BACKGROUND: Frequent emergency department (ED) visits are an indicator of poor quality of cancer care. Coordination of care through the use of palliative care teams may limit aggressive care and improve outcomes for patients with cancer at the end of life.
OBJECTIVES: To systematically review the literature to determine whether palliative care interventions implemented in the hospital, home, or outpatient clinic are more effective than usual care in reducing ED visits among patients with cancer at the end of life.
ELIGIBILITY CRITERIA: PubMed, EMBASE, and CINAHL databases were searched from database inception to May 7, 2014. Only randomized/non-randomized controlled trials (RCTs) and observational studies examining the effect of palliative care interventions on ED visits among adult patients with cancer with advanced disease were considered.
DATA EXTRACTION AND DATA SYNTHESIS: Data were abstracted from the articles that met all the inclusion criteria.
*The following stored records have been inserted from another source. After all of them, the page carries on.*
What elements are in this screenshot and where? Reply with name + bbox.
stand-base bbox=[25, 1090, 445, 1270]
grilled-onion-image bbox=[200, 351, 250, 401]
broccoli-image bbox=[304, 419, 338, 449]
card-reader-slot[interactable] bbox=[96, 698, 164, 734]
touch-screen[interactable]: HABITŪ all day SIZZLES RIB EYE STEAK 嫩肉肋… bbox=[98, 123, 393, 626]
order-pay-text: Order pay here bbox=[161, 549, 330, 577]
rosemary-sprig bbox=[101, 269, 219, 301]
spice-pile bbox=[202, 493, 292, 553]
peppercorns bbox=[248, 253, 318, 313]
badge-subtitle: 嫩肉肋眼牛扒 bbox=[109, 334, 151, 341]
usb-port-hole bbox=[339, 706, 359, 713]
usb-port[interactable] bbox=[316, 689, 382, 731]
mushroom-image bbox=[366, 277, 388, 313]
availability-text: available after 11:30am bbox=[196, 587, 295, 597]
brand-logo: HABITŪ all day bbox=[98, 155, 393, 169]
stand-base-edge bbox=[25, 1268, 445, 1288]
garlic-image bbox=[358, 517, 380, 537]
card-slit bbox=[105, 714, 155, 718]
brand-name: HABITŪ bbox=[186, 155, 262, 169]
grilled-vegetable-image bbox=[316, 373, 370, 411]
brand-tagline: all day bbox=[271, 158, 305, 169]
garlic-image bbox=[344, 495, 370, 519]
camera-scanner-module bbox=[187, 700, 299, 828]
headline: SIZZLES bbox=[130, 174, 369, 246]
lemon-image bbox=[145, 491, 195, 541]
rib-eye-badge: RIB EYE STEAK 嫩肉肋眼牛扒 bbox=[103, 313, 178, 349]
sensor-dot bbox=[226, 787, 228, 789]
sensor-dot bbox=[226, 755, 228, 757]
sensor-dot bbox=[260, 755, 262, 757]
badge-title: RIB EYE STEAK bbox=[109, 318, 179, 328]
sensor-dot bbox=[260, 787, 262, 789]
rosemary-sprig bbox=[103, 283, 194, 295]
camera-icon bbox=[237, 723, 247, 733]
A second reviewer independently abstracted data from 2 articles and discrepancies were resolved. From 464 abstracts, 2 RCTs, 10 observational studies, and 1 non-RCT/quasi-experimental study were included. Overall there is limited evidence to support the use of palliative care interventions to reduce ED visits, although studies examining effect of hospice care and those conducted outside of the United States reported a statistically significant reduction in ED visits.
CONCLUSIONS: Evidence regarding whether palliative care interventions implemented in the hospital, home or outpatient clinic are more effective than usual care at reducing ED visits is not strongly substantiated based on the literature reviewed. Improvements in the quality of reporting for studies examining the effect of palliative care interventions on ED use are needed.